Mit der Busfahrt funktioniert alles wunderbar und wir sind überpünktlich am Treffpunkt. Der Bus kommt etwas später - es handelt sich allerdings um keinen großen Bus so wie man ihn sonst vielleicht von Ausflügen kennt, sondern lediglich um einen kleinen weißen Shuttlebus, der von der Form etwas einen einem typischen amerikanischen Schulbus erinnert und platz für um die 25 Personen bietet. Als wir einsteigen, sind schon ein paar andere Touristen an Bord; auch sammeln wir noch weitere Mitreisende ein, deren Hotels anschließend ebenfalls noch auch der Route liegen.
Die Fahrt zu den Everglades (bzw. zu unserem Ziel - die Everglades sind riesig!) dauert gut 45 Minuten und wir legen dabei knapp 80 Kilometer zurück. Im Hafen von Miami sehen wir im Vorbeifahren noch die Symphony of the Seas - über 300 Meter Länge, das größte Passagierschiff der Welt! Bis zu 6600 Gäste haben auf dem Schiff Platz... Was ein Koloss... Vielleicht zieht es uns ja auch irgendwann noch einmal auf ein solches schiff. Es ist schon echt beeindruckend.
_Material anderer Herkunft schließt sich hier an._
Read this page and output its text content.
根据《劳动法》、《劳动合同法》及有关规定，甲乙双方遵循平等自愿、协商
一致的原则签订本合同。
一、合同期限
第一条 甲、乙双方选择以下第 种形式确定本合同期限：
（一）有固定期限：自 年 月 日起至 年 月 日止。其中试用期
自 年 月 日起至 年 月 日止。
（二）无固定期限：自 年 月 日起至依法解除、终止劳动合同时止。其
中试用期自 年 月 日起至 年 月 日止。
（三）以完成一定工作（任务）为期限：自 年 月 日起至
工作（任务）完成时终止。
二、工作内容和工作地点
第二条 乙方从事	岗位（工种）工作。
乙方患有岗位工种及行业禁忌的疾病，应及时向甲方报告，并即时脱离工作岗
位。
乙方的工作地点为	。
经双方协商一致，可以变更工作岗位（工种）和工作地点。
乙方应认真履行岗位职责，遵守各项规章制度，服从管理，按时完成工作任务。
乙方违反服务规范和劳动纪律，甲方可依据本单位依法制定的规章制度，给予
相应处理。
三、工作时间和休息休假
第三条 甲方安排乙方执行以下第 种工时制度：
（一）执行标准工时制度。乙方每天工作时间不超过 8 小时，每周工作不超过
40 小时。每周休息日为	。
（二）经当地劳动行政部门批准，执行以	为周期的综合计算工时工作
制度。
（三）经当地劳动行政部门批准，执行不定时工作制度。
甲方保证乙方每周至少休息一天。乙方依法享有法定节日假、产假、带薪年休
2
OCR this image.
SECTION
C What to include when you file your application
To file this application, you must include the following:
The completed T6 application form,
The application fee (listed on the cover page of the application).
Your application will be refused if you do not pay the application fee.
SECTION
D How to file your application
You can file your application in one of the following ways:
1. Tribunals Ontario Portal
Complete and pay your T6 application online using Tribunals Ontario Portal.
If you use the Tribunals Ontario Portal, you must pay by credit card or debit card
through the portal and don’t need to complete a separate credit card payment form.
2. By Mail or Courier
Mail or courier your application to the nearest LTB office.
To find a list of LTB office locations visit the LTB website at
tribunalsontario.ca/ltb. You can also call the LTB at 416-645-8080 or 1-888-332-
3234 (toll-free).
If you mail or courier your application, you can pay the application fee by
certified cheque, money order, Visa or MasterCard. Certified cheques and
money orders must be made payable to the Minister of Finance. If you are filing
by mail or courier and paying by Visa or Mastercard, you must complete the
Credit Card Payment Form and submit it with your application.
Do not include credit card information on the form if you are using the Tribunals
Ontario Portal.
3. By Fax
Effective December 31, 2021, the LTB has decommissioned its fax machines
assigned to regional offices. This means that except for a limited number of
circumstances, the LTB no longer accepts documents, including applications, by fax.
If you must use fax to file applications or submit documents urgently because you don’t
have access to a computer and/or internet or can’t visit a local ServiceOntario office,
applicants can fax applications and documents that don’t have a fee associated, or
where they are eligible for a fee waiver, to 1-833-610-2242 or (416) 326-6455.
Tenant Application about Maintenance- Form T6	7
Auf der weiteren Fahrt Richtung Everglades werden wir darauf hingewiesen, dass es sehr heiß dort sein soll - das bewahrheitet sich Gottseidank bei Ankunft nicht, es ist ungefähr gleich warm und schwül wie in Miami auch. Zumindest fühlt es sich für uns so an. Wir bekommen nach Ankunft einen gelben Sticker, den wir sichtbar tragen müssen, und erhalten so Eintritt in die dortige Alligatorshow sowie die Möglichkeit einer Sumpfboot-Fahrt. Letzteres ist der erste Programmpunkt an diesem Morgen und soll eine gute Stunde dauern. Unsere Reisegruppe fürs Boot - nur Mitreisende aus dem Bus und wir - besteht aus 19 Personen und wir nehmen auf dem überdachten Boot Platz, die Fahrt in die Everglades geht los. Das Boot hat dabei nur wenige Zentimeter Tiefgang und wird von zwei riesigen Propellern angetrieben; über Lautsprecher erhalten wir Informationen zu den Tieren und Pflanzen.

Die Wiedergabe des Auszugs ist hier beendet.